Adorei seu texto no Tantos Caminhos me fez lembrar de meus pais portugueses.

Beijos e uma linda semana

ML disse...

Sabe de uma coisa, Beth, eu adoro ficar sozinha, ter tempo pra falta de tempo, mas, de fato, no final de semana muda tudo...

bjnhs

PS: agora tem coluna de utilidade pública no Gaia (gente que se perdeu?)? Noblíssimo!

Manuela Freitas disse...

Olá querida Beth,
Gostei muito do texto e das referências feitas. A dita solidão para mim não é algo que me pese muito. Tenho necessidade de ter momentos de estar só, que para mim é estar comigo e não é ter a cabeça vazia. Quem tem a cabeça vazia é que precisa de ruído ou então a solidão é consequência de uma grande perda ou abandono.
Agora estar a sós consigo é que permite, ao escritor, ao pintor, ao compositor conseguir transcender-se, criar algo, difícil fazê-lo acompanhado, não é?
Mas depois é necessário também estar com os outros e então sair de nós mesmos para os outros.
Muitos beijinhos e espero que tenhas passado um bom fim de semana, por cá chove muito, com frio e vento!...
Manú

Lúcia Soares disse...

Lindo, lindo. Agora descobri Rubem Alves, de tanto ler você. Ele é muito bom, pensa como a maioria, mas sabe escrever. rsrrsrs
Tenho um livro dele em casa, que nem sei como apareceu, não lembro se o ganhei, fato é que só o abri depois de lê-lo por aqui.
Chama-se "Se eu pudese viver minha vida novamente...".
Bj

Lu Souza Brito disse...

Bom dia Beth,

Nossa, que texto bonito e importante.

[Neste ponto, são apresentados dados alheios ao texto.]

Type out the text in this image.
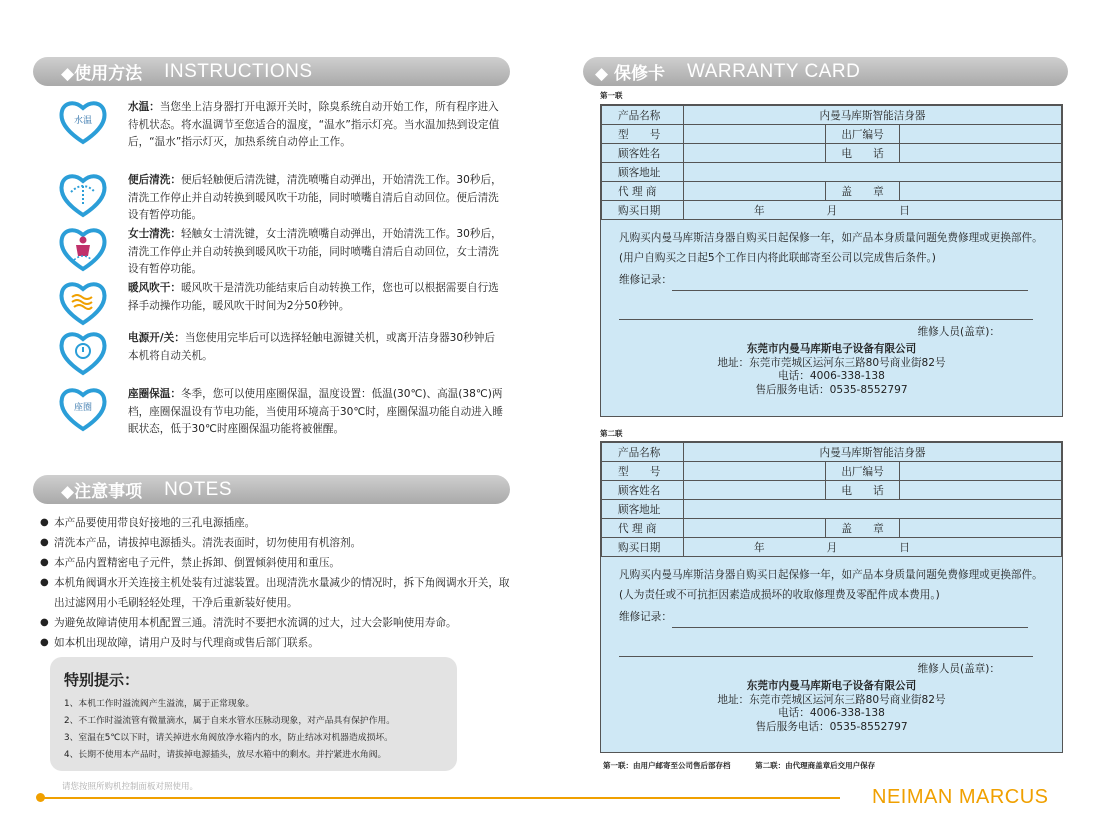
◆使用方法 INSTRUCTIONS
水温
水温：当您坐上洁身器打开电源开关时，除臭系统自动开始工作，所有程序进入待机状态。将水温调节至您适合的温度，“温水”指示灯亮。当水温加热到设定值后，“温水”指示灯灭，加热系统自动停止工作。
便后清洗：便后轻触便后清洗键，清洗喷嘴自动弹出，开始清洗工作。30秒后，清洗工作停止并自动转换到暖风吹干功能，同时喷嘴自清后自动回位。便后清洗设有暂停功能。
女士清洗：轻触女士清洗键，女士清洗喷嘴自动弹出，开始清洗工作。30秒后，清洗工作停止并自动转换到暖风吹干功能，同时喷嘴自清后自动回位，女士清洗设有暂停功能。
暖风吹干：暖风吹干是清洗功能结束后自动转换工作，您也可以根据需要自行选择手动操作功能，暖风吹干时间为2分50秒钟。
电源开/关：当您使用完毕后可以选择轻触电源键关机，或离开洁身器30秒钟后本机将自动关机。
座圈
座圈保温：冬季，您可以使用座圈保温，温度设置：低温(30℃)、高温(38℃)两档，座圈保温设有节电功能，当使用环境高于30℃时，座圈保温功能自动进入睡眠状态，低于30℃时座圈保温功能将被催醒。
◆注意事项 NOTES
● 本产品要使用带良好接地的三孔电源插座。
● 清洗本产品，请拔掉电源插头。清洗表面时，切勿使用有机溶剂。
● 本产品内置精密电子元件，禁止拆卸、倒置倾斜使用和重压。
● 本机角阀调水开关连接主机处装有过滤装置。出现清洗水量减少的情况时，拆下角阀调水开关，取出过滤网用小毛刷轻轻处理，干净后重新装好使用。
● 为避免故障请使用本机配置三通。清洗时不要把水流调的过大，过大会影响使用寿命。
● 如本机出现故障，请用户及时与代理商或售后部门联系。
特别提示：

1、本机工作时溢流阀产生溢流，属于正常现象。

2、不工作时溢流管有微量滴水，属于自来水管水压脉动现象，对产品具有保护作用。

3、室温在5℃以下时，请关掉进水角阀放净水箱内的水，防止结冰对机器造成损坏。

4、长期不使用本产品时，请拔掉电源插头，放尽水箱中的剩水。并拧紧进水角阀。

请您按照所购机控制面板对照使用。	NEIMAN MARCUS
◆ 保修卡 WARRANTY CARD
第一联
产品名称	内曼马库斯智能洁身器		
型　　号		出厂编号	
顾客姓名		电　　话	
顾客地址			
代 理 商		盖　　章	
购买日期	年 月 日		
凡购买内曼马库斯洁身器自购买日起保修一年，如产品本身质量问题免费修理或更换部件。(用户自购买之日起5个工作日内将此联邮寄至公司以完成售后条件。)
维修记录：

维修人员(盖章)：
东莞市内曼马库斯电子设备有限公司
地址：东莞市莞城区运河东三路80号商业街82号
电话：4006-338-138
售后服务电话：0535-8552797
第二联
产品名称	内曼马库斯智能洁身器		
型　　号		出厂编号	
顾客姓名		电　　话	
顾客地址			
代 理 商		盖　　章	
购买日期	年 月 日		
凡购买内曼马库斯洁身器自购买日起保修一年，如产品本身质量问题免费修理或更换部件。(人为责任或不可抗拒因素造成损坏的收取修理费及零配件成本费用。)
维修记录：

维修人员(盖章)：
东莞市内曼马库斯电子设备有限公司
地址：东莞市莞城区运河东三路80号商业街82号
电话：4006-338-138
售后服务电话：0535-8552797
第一联：由用户邮寄至公司售后部存档	第二联：由代理商盖章后交用户保存
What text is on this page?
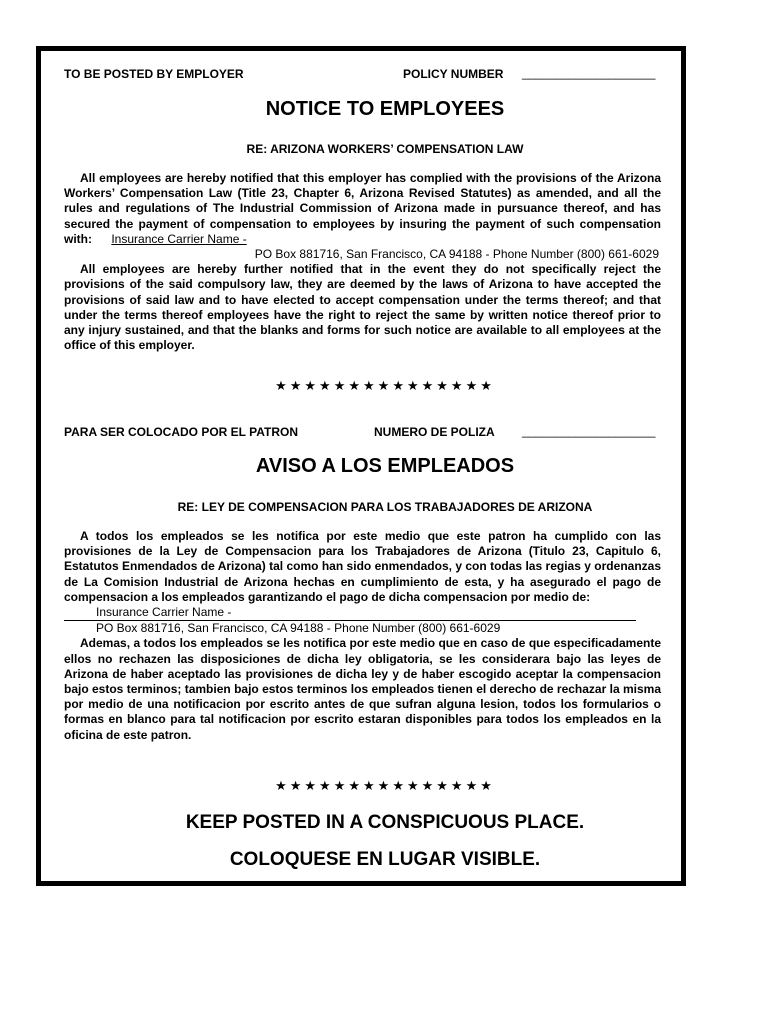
TO BE POSTED BY EMPLOYER	POLICY NUMBER ____________________
NOTICE TO EMPLOYEES
RE: ARIZONA WORKERS’ COMPENSATION LAW

All employees are hereby notified that this employer has complied with the provisions of the Arizona Workers’ Compensation Law (Title 23, Chapter 6, Arizona Revised Statutes) as amended, and all the rules and regulations of The Industrial Commission of Arizona made in pursuance thereof, and has secured the payment of compensation to employees by insuring the payment of such compensation with: Insurance Carrier Name -

PO Box 881716, San Francisco, CA 94188 - Phone Number (800) 661-6029

All employees are hereby further notified that in the event they do not specifically reject the provisions of the said compulsory law, they are deemed by the laws of Arizona to have accepted the provisions of said law and to have elected to accept compensation under the terms thereof; and that under the terms thereof employees have the right to reject the same by written notice thereof prior to any injury sustained, and that the blanks and forms for such notice are available to all employees at the office of this employer.

★★★★★★★★★★★★★★★
PARA SER COLOCADO POR EL PATRON	NUMERO DE POLIZA ____________________
AVISO A LOS EMPLEADOS
RE: LEY DE COMPENSACION PARA LOS TRABAJADORES DE ARIZONA

A todos los empleados se les notifica por este medio que este patron ha cumplido con las provisiones de la Ley de Compensacion para los Trabajadores de Arizona (Titulo 23, Capitulo 6, Estatutos Enmendados de Arizona) tal como han sido enmendados, y con todas las regias y ordenanzas de La Comision Industrial de Arizona hechas en cumplimiento de esta, y ha asegurado el pago de compensacion a los empleados garantizando el pago de dicha compensacion por medio de:

Insurance Carrier Name -
PO Box 881716, San Francisco, CA 94188 - Phone Number (800) 661-6029

Ademas, a todos los empleados se les notifica por este medio que en caso de que especificadamente ellos no rechazen las disposiciones de dicha ley obligatoria, se les considerara bajo las leyes de Arizona de haber aceptado las provisiones de dicha ley y de haber escogido aceptar la compensacion bajo estos terminos; tambien bajo estos terminos los empleados tienen el derecho de rechazar la misma por medio de una notificacion por escrito antes de que sufran alguna lesion, todos los formularios o formas en blanco para tal notificacion por escrito estaran disponibles para todos los empleados en la oficina de este patron.

★★★★★★★★★★★★★★★
KEEP POSTED IN A CONSPICUOUS PLACE.
COLOQUESE EN LUGAR VISIBLE.
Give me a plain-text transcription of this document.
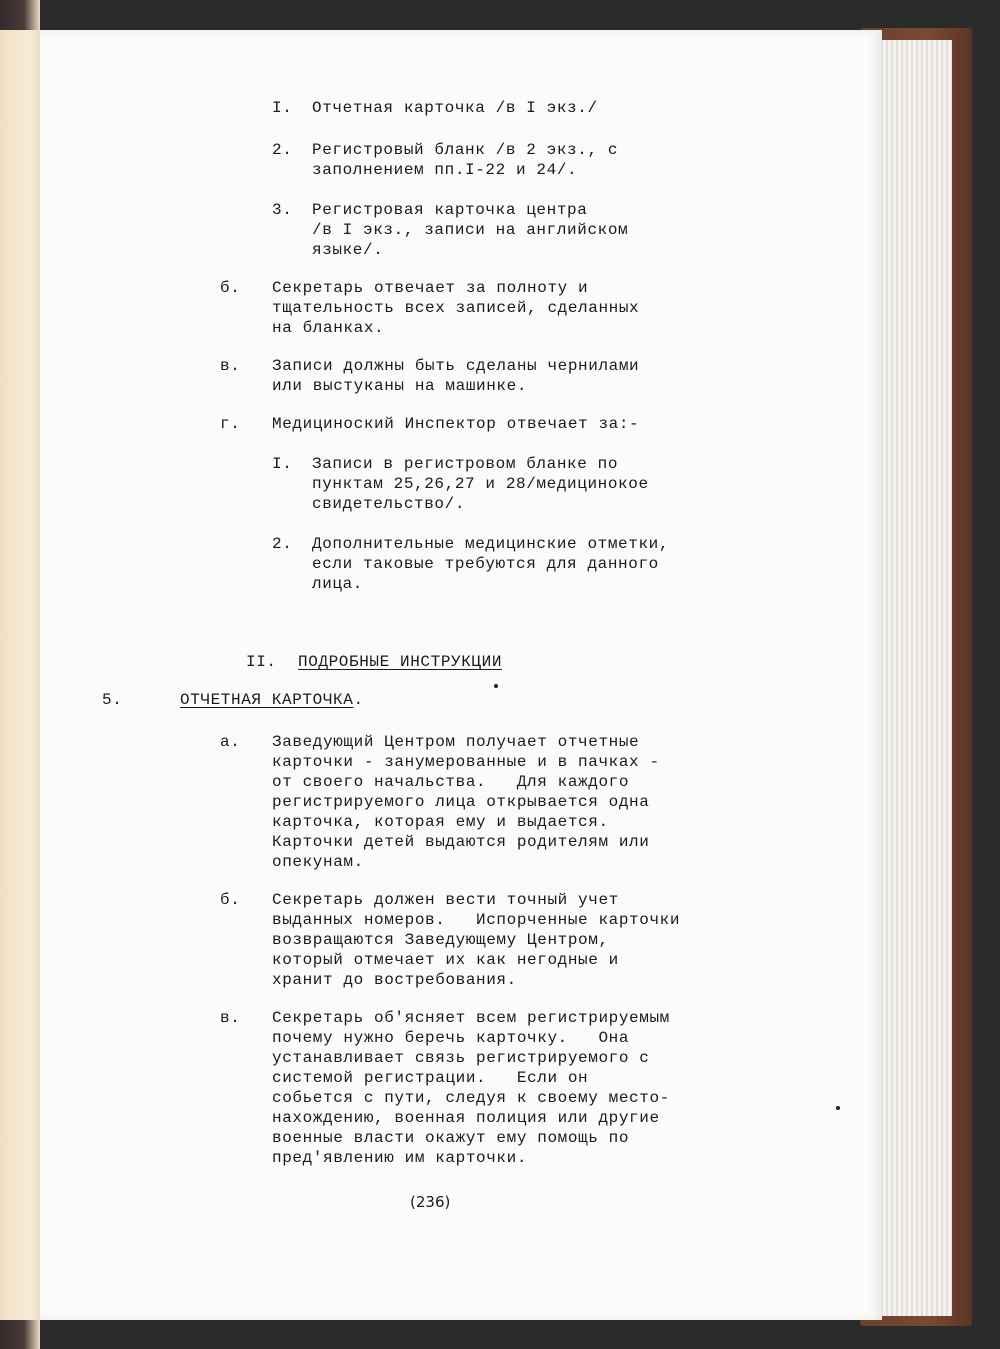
I. Отчетная карточка /в I экз./
2. Регистровый бланк /в 2 экз., с
заполнением пп.I-22 и 24/.
3. Регистровая карточка центра
/в I экз., записи на английском
языке/.
б. Секретарь отвечает за полноту и
тщательность всех записей, сделанных
на бланках.
в. Записи должны быть сделаны чернилами
или выстуканы на машинке.
г. Медициноский Инспектор отвечает за:-
I. Записи в регистровом бланке по
пунктам 25,26,27 и 28/медицинокое
свидетельство/.
2. Дополнительные медицинские отметки,
если таковые требуются для данного
лица.
II. ПОДРОБНЫЕ ИНСТРУКЦИИ
5.	ОТЧЕТНАЯ КАРТОЧКА.
а. Заведующий Центром получает отчетные
карточки - занумерованные и в пачках -
от своего начальства.   Для каждого
регистрируемого лица открывается одна
карточка, которая ему и выдается.
Карточки детей выдаются родителям или
опекунам.
б. Секретарь должен вести точный учет
выданных номеров.   Испорченные карточки
возвращаются Заведующему Центром,
который отмечает их как негодные и
хранит до востребования.
в. Секретарь об'ясняет всем регистрируемым
почему нужно беречь карточку.   Она
устанавливает связь регистрируемого с
системой регистрации.   Если он
собьется с пути, следуя к своему место-
нахождению, военная полиция или другие
военные власти окажут ему помощь по
пред'явлению им карточки.
(236)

Eu ja tive fases de não saber ficar sozinha, para mim era tudo solidão. Hoje acho que nao me conhecia e tinha mesmo medo do silencio, do aquietar a lingua e ouvir apenas o que vem da mente do coração.
Fim de semana para mim é só alegria. Dia de descanso, mas também de passeio, de ver amigos, de ouvir música, mas sempre reservo um tempo só para mim...em que fico quietinha lendo , ouvindo uma música tranquila e me questionando algumas coisas. É um ótimo exercício.

Bjokas!

Márcia Cobar disse...

Amei o texto, Beth!
Obrigada, caiu como uma luva... Solidão por comparação realmente só traz infelicidade.